DLBCL cell lines were used to investigate the mechanism of BR therapy in vitro. RNA-seq and Western blot were used to explore the target pathways of BR therapy. STING was knocked out using Crispr-cas9 and inhibited using H-151 to investigate its role in BR therapy. Bulk RNA-seq and single-cell RNA-seq data from patients were analyzed to investigate the association between STING and pyroptosis pathways, validated using STING downregulated cells. Flow cytometry, transwell experiments and co-culture experiments were performed to investigate the inflammatory phenotype of DLBCL cells after BR treatment and its effect on T-cell recruitment and activation.

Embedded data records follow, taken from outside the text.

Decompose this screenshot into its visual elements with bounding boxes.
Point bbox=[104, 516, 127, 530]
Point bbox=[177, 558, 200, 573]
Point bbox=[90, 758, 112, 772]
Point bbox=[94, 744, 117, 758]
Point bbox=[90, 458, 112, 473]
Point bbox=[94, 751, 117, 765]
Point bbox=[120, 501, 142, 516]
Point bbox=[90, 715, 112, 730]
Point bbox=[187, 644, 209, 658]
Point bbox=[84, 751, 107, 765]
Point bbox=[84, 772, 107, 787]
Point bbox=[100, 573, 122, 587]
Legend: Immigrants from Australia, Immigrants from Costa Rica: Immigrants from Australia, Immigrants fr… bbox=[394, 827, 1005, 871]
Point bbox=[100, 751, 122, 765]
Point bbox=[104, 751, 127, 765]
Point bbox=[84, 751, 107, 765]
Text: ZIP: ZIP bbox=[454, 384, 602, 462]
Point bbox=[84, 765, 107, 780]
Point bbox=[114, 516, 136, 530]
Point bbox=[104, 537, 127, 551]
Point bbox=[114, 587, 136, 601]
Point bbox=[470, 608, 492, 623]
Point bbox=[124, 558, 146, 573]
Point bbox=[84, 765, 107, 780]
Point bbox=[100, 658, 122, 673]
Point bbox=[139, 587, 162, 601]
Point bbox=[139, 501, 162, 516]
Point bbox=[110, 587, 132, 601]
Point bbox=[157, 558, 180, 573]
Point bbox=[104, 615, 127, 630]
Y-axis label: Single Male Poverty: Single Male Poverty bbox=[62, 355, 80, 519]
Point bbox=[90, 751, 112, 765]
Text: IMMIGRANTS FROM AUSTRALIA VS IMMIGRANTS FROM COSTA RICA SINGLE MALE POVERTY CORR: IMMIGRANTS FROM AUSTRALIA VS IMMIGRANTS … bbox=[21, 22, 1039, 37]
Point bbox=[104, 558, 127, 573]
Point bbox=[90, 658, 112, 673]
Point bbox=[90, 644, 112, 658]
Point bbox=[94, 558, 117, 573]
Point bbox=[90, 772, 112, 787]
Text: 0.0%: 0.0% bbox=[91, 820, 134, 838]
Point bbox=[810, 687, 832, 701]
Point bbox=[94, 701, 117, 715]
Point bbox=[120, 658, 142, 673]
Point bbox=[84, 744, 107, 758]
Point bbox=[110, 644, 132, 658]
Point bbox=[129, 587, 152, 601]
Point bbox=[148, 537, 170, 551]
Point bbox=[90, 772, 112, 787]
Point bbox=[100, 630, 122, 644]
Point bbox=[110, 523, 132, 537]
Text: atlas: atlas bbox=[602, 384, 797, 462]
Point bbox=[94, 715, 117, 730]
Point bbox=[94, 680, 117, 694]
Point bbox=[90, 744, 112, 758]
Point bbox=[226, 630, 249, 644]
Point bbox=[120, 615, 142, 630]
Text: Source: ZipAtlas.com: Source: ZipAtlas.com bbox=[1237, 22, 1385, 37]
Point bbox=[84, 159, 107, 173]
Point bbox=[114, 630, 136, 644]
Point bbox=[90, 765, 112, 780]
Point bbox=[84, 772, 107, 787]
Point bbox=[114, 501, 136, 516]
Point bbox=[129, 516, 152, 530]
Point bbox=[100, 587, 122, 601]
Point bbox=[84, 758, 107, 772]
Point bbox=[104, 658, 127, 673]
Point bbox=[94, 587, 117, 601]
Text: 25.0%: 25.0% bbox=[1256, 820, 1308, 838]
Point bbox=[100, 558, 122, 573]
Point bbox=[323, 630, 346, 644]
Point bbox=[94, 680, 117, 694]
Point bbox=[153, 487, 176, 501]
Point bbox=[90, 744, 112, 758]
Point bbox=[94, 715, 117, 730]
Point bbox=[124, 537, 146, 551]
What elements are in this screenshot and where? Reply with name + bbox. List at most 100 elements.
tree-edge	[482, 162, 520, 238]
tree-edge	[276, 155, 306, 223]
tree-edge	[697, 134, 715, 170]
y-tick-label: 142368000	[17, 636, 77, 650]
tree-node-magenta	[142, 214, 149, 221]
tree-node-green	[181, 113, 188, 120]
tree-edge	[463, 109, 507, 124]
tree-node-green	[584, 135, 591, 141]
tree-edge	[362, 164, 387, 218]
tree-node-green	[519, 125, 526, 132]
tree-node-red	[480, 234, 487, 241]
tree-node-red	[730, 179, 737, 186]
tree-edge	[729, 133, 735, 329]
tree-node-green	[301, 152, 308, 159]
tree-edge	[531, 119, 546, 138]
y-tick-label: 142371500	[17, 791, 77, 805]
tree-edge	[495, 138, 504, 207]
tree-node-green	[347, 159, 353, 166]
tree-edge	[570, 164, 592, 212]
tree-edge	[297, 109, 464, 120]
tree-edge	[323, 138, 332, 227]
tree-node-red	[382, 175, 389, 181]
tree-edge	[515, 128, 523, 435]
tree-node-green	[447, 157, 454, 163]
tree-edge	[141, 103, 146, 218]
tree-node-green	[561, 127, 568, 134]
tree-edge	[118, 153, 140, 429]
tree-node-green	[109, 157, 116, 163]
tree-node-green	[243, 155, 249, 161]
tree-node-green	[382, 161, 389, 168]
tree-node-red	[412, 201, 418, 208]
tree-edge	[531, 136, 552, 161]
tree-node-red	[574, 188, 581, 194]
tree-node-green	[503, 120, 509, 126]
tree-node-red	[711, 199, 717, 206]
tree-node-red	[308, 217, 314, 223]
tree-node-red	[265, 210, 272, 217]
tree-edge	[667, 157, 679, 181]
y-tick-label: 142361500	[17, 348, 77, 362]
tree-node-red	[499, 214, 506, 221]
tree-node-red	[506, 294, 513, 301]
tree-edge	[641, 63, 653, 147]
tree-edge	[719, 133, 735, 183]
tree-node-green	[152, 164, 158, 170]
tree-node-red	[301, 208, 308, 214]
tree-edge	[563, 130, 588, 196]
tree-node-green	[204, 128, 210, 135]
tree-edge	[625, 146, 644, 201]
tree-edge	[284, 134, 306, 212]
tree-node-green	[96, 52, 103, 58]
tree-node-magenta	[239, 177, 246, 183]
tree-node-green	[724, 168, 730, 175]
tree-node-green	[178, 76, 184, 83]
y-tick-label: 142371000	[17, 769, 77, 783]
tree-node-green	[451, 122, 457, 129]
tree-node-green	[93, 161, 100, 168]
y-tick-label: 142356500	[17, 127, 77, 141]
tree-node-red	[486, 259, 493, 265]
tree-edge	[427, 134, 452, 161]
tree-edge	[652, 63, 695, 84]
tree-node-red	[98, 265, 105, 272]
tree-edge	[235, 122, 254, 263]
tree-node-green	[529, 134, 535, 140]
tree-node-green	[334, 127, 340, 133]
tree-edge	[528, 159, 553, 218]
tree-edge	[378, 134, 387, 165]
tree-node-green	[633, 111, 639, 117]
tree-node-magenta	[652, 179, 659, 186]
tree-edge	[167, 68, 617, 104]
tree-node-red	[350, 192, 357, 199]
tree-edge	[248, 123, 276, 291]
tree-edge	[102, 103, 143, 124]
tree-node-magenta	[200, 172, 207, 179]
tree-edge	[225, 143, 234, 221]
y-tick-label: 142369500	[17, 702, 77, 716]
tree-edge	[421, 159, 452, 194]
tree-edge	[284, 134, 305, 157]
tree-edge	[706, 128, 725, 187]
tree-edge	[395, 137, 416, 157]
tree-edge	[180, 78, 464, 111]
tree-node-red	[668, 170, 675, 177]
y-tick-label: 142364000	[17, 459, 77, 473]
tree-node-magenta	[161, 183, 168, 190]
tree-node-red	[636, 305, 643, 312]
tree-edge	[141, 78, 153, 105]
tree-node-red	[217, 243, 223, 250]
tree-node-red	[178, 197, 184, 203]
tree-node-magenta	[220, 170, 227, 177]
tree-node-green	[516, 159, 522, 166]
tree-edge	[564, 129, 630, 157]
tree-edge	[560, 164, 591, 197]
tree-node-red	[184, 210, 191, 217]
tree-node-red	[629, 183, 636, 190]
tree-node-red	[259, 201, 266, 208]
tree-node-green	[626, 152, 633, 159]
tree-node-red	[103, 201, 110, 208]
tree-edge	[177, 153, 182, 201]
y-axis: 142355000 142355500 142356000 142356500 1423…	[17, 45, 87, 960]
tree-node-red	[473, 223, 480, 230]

This study elucidates that BR elicits direct tumoricidal effects by promoting apoptosis and inducing cell cycle arrest. The synergistic impact with rituximab is further potentiated by complement addition, demonstrating the pivotal role of in vivo antibody-dependent cellular cytotoxicity. Moreover, our investigation reveals that, through a cGAS-STING-dependent pathway, prolonged exposure to BR induces pyroptosis in DLBCL cells. Activation of the cGAS-STING pathway by BR therapy triggers the release of inflammatory factors and upregulates major histocompatibility complex molecules, shaping an immunologically hot tumor microenvironment.
This unique dual influence not only directly targets DLBCL cells but also engages the patient's immune system, paving the way for innovative combination therapies. The study provides comprehensive insights into the multifaceted actions of BR in DLBCL, offering a foundation for refined and personalized treatment strategies in elderly patients.
苯达莫司汀-利妥昔单抗(BR)治疗方案在治疗老年弥漫性大 B 细胞淋巴瘤(DLBCL)患者中表现出良好的疗效,为常规方案治疗困难的患者提供了新的选择。尽管 BR 治疗取得了显著的临床疗效,但其中的复杂机制仍不清楚。
采用 DLBCL 细胞系在体外研究 BR 治疗的机制。RNA-seq 和 Western blot 用于研究 BR 治疗的靶通路。使用 Crispr-cas9 敲除 STING 并使用 H-151 抑制 STING,以研究其在 BR 治疗中的作用。分析患者的批量 RNA-seq 和单细胞 RNA-seq 数据,以研究 STING 与细胞焦亡通路之间的关联,并用 STING 下调细胞进行验证。流式细胞术、Transwell 实验和共培养实验用于研究 BR 治疗后 DLBCL 细胞的炎症表型及其对 T 细胞募集和激活的影响。
本研究阐明了 BR 通过促进细胞凋亡和诱导细胞周期停滞来发挥直接的肿瘤杀伤作用。与利妥昔单抗的协同作用进一步增强了补体的加入,表明体内抗体依赖性细胞毒性的关键作用。此外,我们的研究还揭示了 BR 通过 cGAS-STING 依赖性途径在 DLBCL 细胞中诱导细胞焦亡。BR 治疗激活 cGAS-STING 通路触发炎症因子的释放,并上调主要组织相容性复合体分子,塑造免疫活跃的肿瘤微环境。
这种独特的双重影响不仅直接靶向 DLBCL 细胞,还激活患者的免疫系统,为创新的联合治疗开辟了道路。该研究全面深入地探讨了 BR 在 DLBCL 中的多方面作用,为老年患者的精细化和个体化治疗策略提供了基础。